Parâmetros hídricos e térmicos em queda
Para demonstrar os reflexos da última ocorrência do fenômeno na Amazônia, a equipe de cientistas efetuou o cruzamento de indicadores sobre precipitação e extensão do espelho d’água. Entre setembro e novembro de 2024, a cobertura aquática na região apresentou um déficit de 1,9 milhão de hectares quando comparada à média histórica apurada entre 1985 e 2025.
No mesmo trimestre, os registros de chuva figuraram 27% abaixo do padrão histórico. Paralelamente, os termômetros assinalaram uma elevação expressiva, com a temperatura máxima média situando-se 2,6ºC acima dos patamares observados no intervalo equivalente.
Conforme explica Bruno Ferreira, pesquisador do Instituto do Homem e Meio Ambiente da Amazônia (Imazon) e integrante do time da Amazônia no MapBiomas, o cenário de chuvas escassas combinado ao calor elevado amplia a exigência evaporativa atmosférica, processo que acelera a perda de umidade do solo e submete a cobertura vegetal ao estresse hídrico.
Consequências sociais e degradação ambiental
A investigação detalhou a incidência das transformações climáticas sobre diferentes perfis de ocupação, incluindo aglomerados urbanos, zonas rurais, áreas quilombolas, terras indígenas e projetos de assentamento. Os dados apontam que 93% das localidades avaliadas, somando 5.273 agrupamentos, encontram-se a no máximo 5 quilômetros de distância das zonas que registraram retração no volume de água.
O pesquisador Bruno Ferreira ressalta que o período de seca promove a redução dos mananciais fluviais, gerando impactos diretos no transporte hidroviário, no abastecimento hídrico da população, na atividade pesqueira e nos demais segmentos associados às dinâmicas dos rios.
A análise incorporou dados sobre uso e cobertura do solo ao longo de 41 anos de série histórica, percurso no qual o bioma registrou a perda de 3,9 milhões de hectares de vegetação nativa, índice que representa um decréscimo de 14% da área verde original.

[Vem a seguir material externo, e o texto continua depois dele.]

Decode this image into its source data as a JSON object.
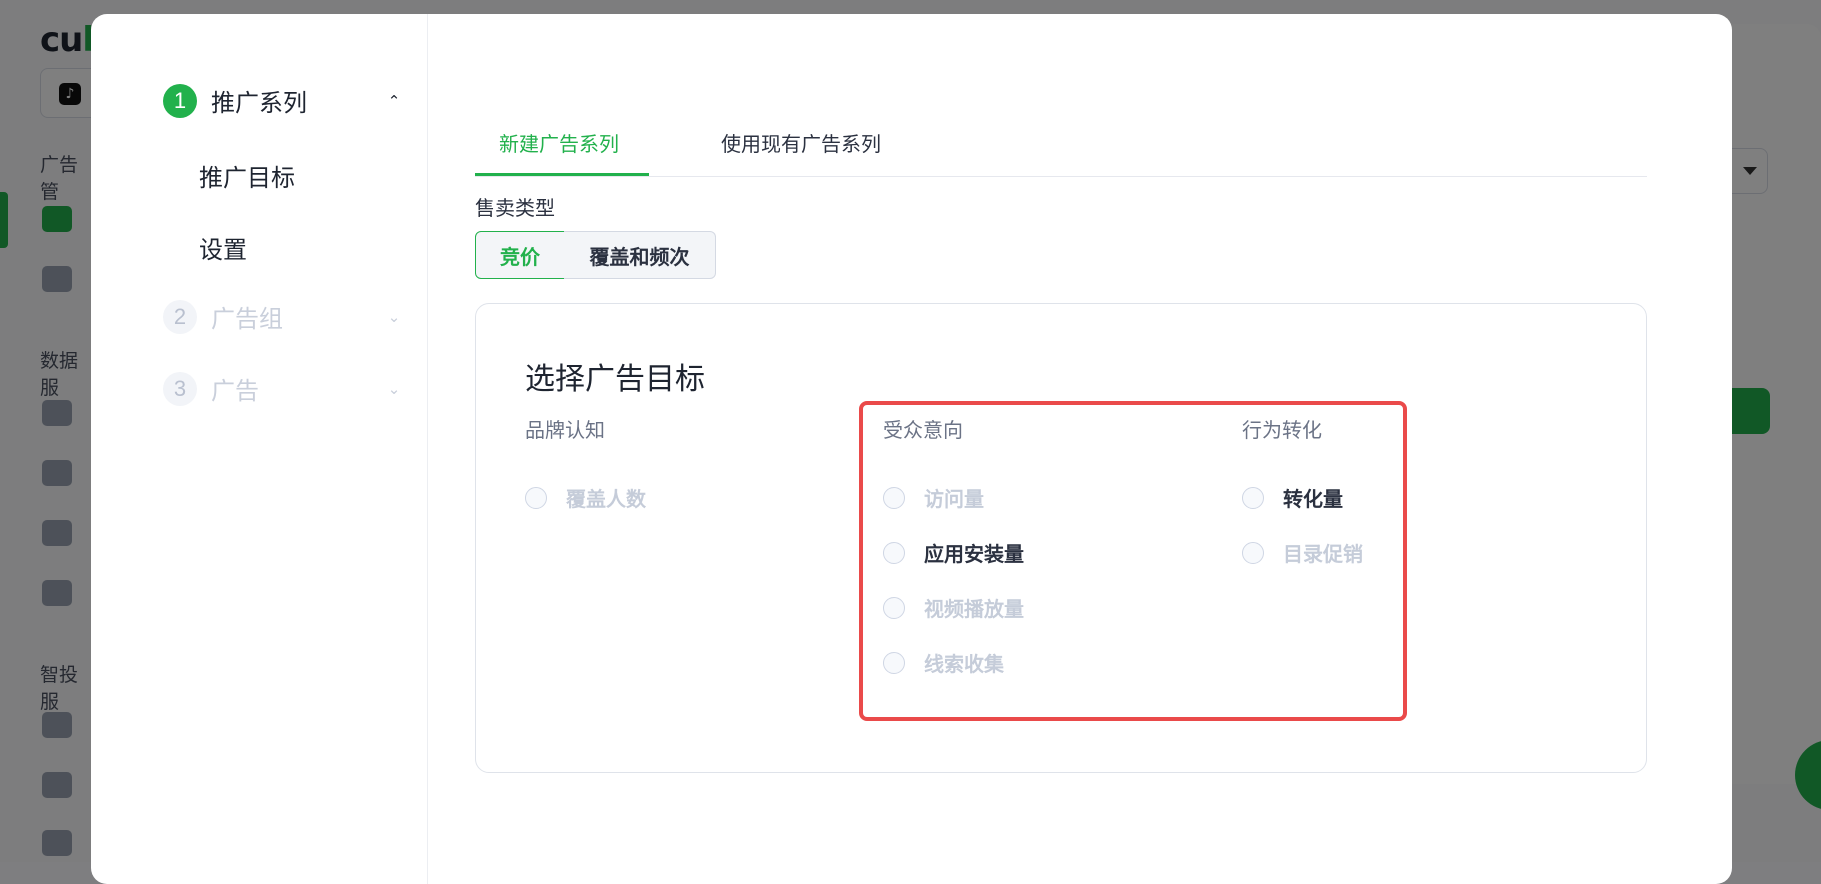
{
  "background": {
    "logo": {
      "prefix": "cu",
      "accent": "b"
    },
    "sections": [
      "广告管",
      "数据服",
      "智投服"
    ],
    "tiktok_glyph": "♪"
  },
  "steps": [
    {
      "number": "1",
      "label": "推广系列",
      "state": "active",
      "sub_items": [
        "推广目标",
        "设置"
      ]
    },
    {
      "number": "2",
      "label": "广告组",
      "state": "inactive"
    },
    {
      "number": "3",
      "label": "广告",
      "state": "inactive"
    }
  ],
  "tabs": [
    {
      "label": "新建广告系列",
      "active": true
    },
    {
      "label": "使用现有广告系列",
      "active": false
    }
  ],
  "sale_type": {
    "label": "售卖类型",
    "options": [
      {
        "label": "竞价",
        "selected": true
      },
      {
        "label": "覆盖和频次",
        "selected": false
      }
    ]
  },
  "goal_section": {
    "title": "选择广告目标",
    "columns": [
      {
        "header": "品牌认知",
        "options": [
          {
            "label": "覆盖人数",
            "enabled": false
          }
        ]
      },
      {
        "header": "受众意向",
        "options": [
          {
            "label": "访问量",
            "enabled": false
          },
          {
            "label": "应用安装量",
            "enabled": true
          },
          {
            "label": "视频播放量",
            "enabled": false
          },
          {
            "label": "线索收集",
            "enabled": false
          }
        ]
      },
      {
        "header": "行为转化",
        "options": [
          {
            "label": "转化量",
            "enabled": true
          },
          {
            "label": "目录促销",
            "enabled": false
          }
        ]
      }
    ]
  },
  "colors": {
    "accent": "#22b14c",
    "highlight": "#ea4a4a",
    "disabled_text": "#c5ccd9"
  }
}
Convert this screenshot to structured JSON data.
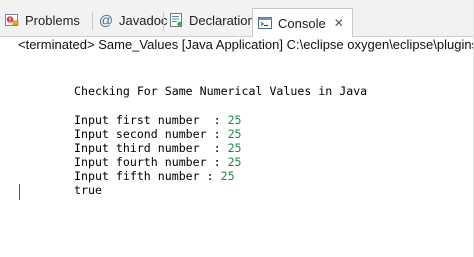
{
  "tabs": [
    {
      "label": "Problems",
      "icon": "problems-icon"
    },
    {
      "label": "Javadoc",
      "icon": "at-icon"
    },
    {
      "label": "Declaration",
      "icon": "declaration-icon"
    },
    {
      "label": "Console",
      "icon": "console-icon",
      "active": true
    }
  ],
  "status": "<terminated> Same_Values [Java Application] C:\\eclipse oxygen\\eclipse\\plugins\\org.eclip",
  "console": {
    "heading": "Checking For Same Numerical Values in Java",
    "lines": [
      {
        "prompt": "Input first number  : ",
        "value": "25"
      },
      {
        "prompt": "Input second number : ",
        "value": "25"
      },
      {
        "prompt": "Input third number  : ",
        "value": "25"
      },
      {
        "prompt": "Input fourth number : ",
        "value": "25"
      },
      {
        "prompt": "Input fifth number : ",
        "value": "25"
      }
    ],
    "result": "true"
  },
  "colors": {
    "input_value": "#1d8a4a"
  }
}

O levantamento combinou a Coleção 11 do MapBiomas sobre Cobertura e Uso da Terra, a Coleção 5 sobre Água e a versão beta relativa à Atmosfera. O trabalho também integrou estatísticas de áreas habitadas fornecidas pelo Instituto Brasileiro de Geografia e Estatística (IBGE) e indicadores meteorológicos do Painel El Niño, mantido pelo Instituto Nacional de Meteorologia (Inmet). Com informações da Agência Brasil.